Oskar Blues Brewery has an interesting past with some interesting accomplishments, culminating in our review today of a crowler1 of Four Roses Barrel-Aged GUBNA, but before we get to that lets rewind the clock just a little bit. Founded in 1997 by Dick Dale Katechis, Oskar Blues Brewery was originally Oskar Blues Grill & Brew Restaurant located in Lyons, Colo. After doing the restaurant thing for a year, they started brewing their own beer in the basement and took home a bronze medal at the Great American Beer Festival for their beer The Reverend Sandi’s Sinful Stout.
Fast forward to 2002 and they released their first canned beer, Dale’s Pale Ale.2 This was remarkable not because it was a revolutionary beer, but their claim is that this was the first craft beer to be canned by the facility that it was brewed at. While there are a couple of other breweries that claim that as well, the fact remains that Oskar Blues Brewery was an early adopter of cans in the craft brew scene. As a growing trend, more and more craft breweries have started using cans, but with their early adoption and using cans for their entire lineup, Oskar Blues can be considered leaders in the idea that bottles aren’t the end-all be-all.3
This year Oskar Blues once again brought a revolution to the industry in the form of a can. They took a Ball Packaging 32-ounce aluminium can and a machine made by Wisconsin Aluminum Foundry and sold exclusively through Oskar Blues Brewery and created a system that’s easy to fill and seal giant aluminium can growlers – or as they call it, a crowler. This machine is a fairly reasonable $3,000 to get started, and has already been purchased by a few breweries and brewpubs around the United States.4
But while packaging is exciting and all, the real reason we get excited about it is because of what’s inside, and inside this crowler is a special release of the GUBNA, an imperial IPA. Aged in Four Roses Bourbon barrels, this version of the GUBNA was draft-only, so unless you were sneaking your glass of beer out of a bar or the brewery, the only way it was going home with you was in a crowler or a growler. Brooks Whittington picked this up while visiting the brewery, and opted for the crowler to make a safe journey back to Texas. The crowler had a fun label that looked like a barrel and when torn reveals that it appears to be a wood veneer with print on it. Oskar Blues has also done a barrel-aged GUBNA with Breckenridge Bourbon barrels, cabernet wine barrels and tequila barrels.

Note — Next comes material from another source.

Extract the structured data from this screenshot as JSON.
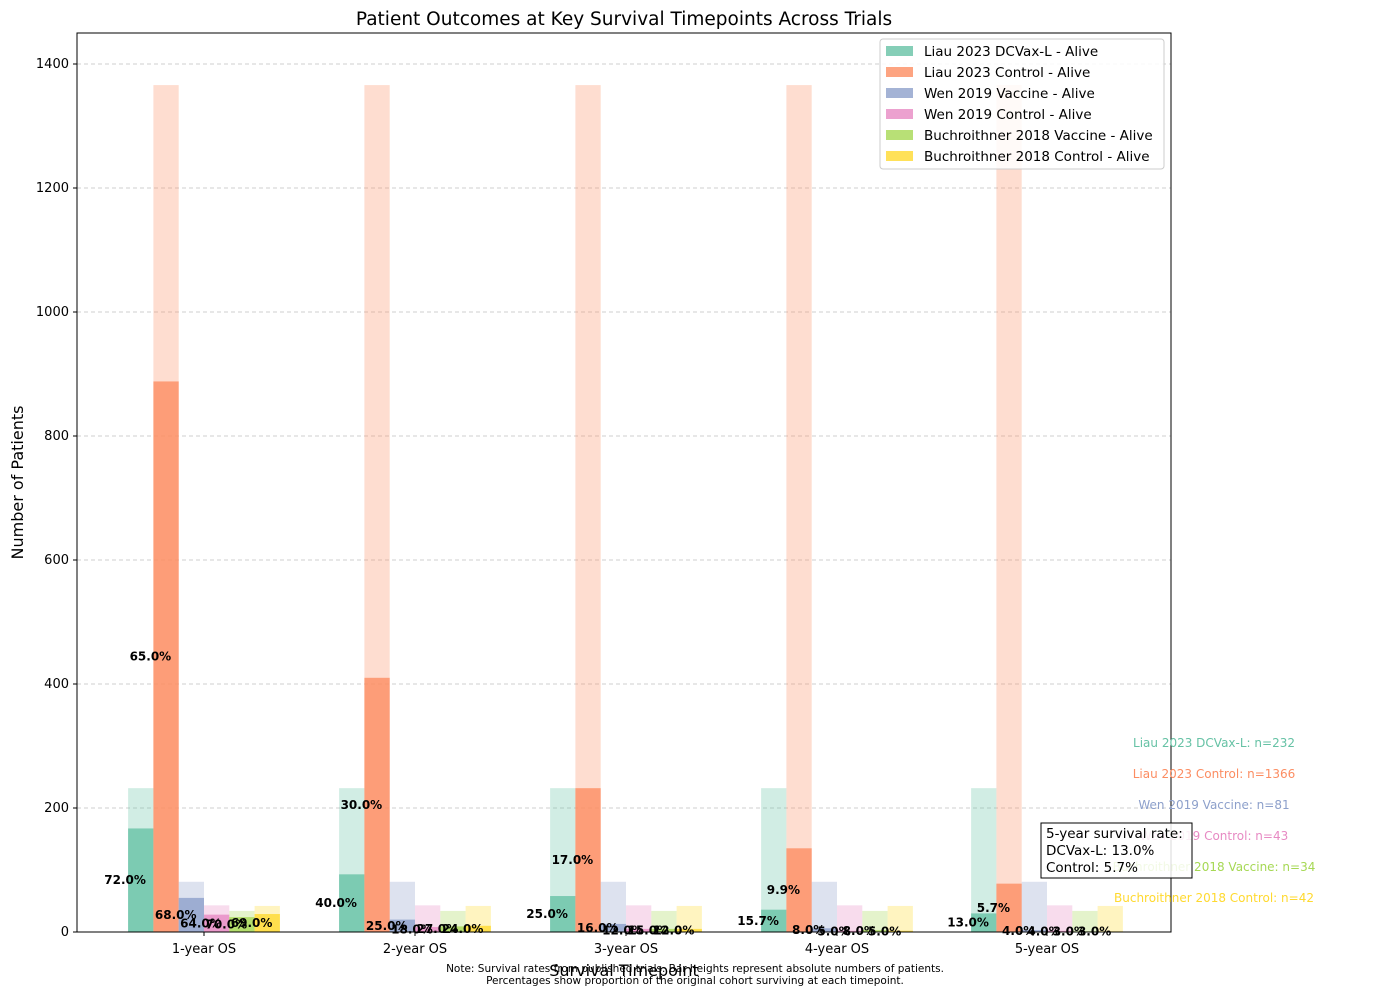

Popping open the giant can, the beer fills it to the very top making the first couple of ounces poured quite a mess. After I cleaned that up and finished pouring my glass, the deep orange-brown imperial IPA was semi-opaque and sported a beautifully thick white head, though it slowly dissipated to a smaller head about an eighth of an inch. Eagerly burying my nose in the aromas I pick up rich bourbon, sweet malts, some fruity hops and a very strong alcohol note. At 10 percent ABV I’m not surprised that I can smell some of it, but I think the bourbon note adds to it, making it smell even boozier.
Taking my first sip, the GUBNA’s bourbon-alcohol note hits me first, quickly followed by the hoppy tropical fruits and a pleasant sweetness that isn’t too cloying or overwhelming. I can feel the warmth of the alcohol from the tip of my tongue all the way down my throat, reminding me how strong this beer is. There’s a good amount of carbonation and a medium weighted mouthfeel which mesh together very well. The finish is long with a slight bitterness from the hops5 on my tongue, along with sweet malts and that lingering bourbon taste.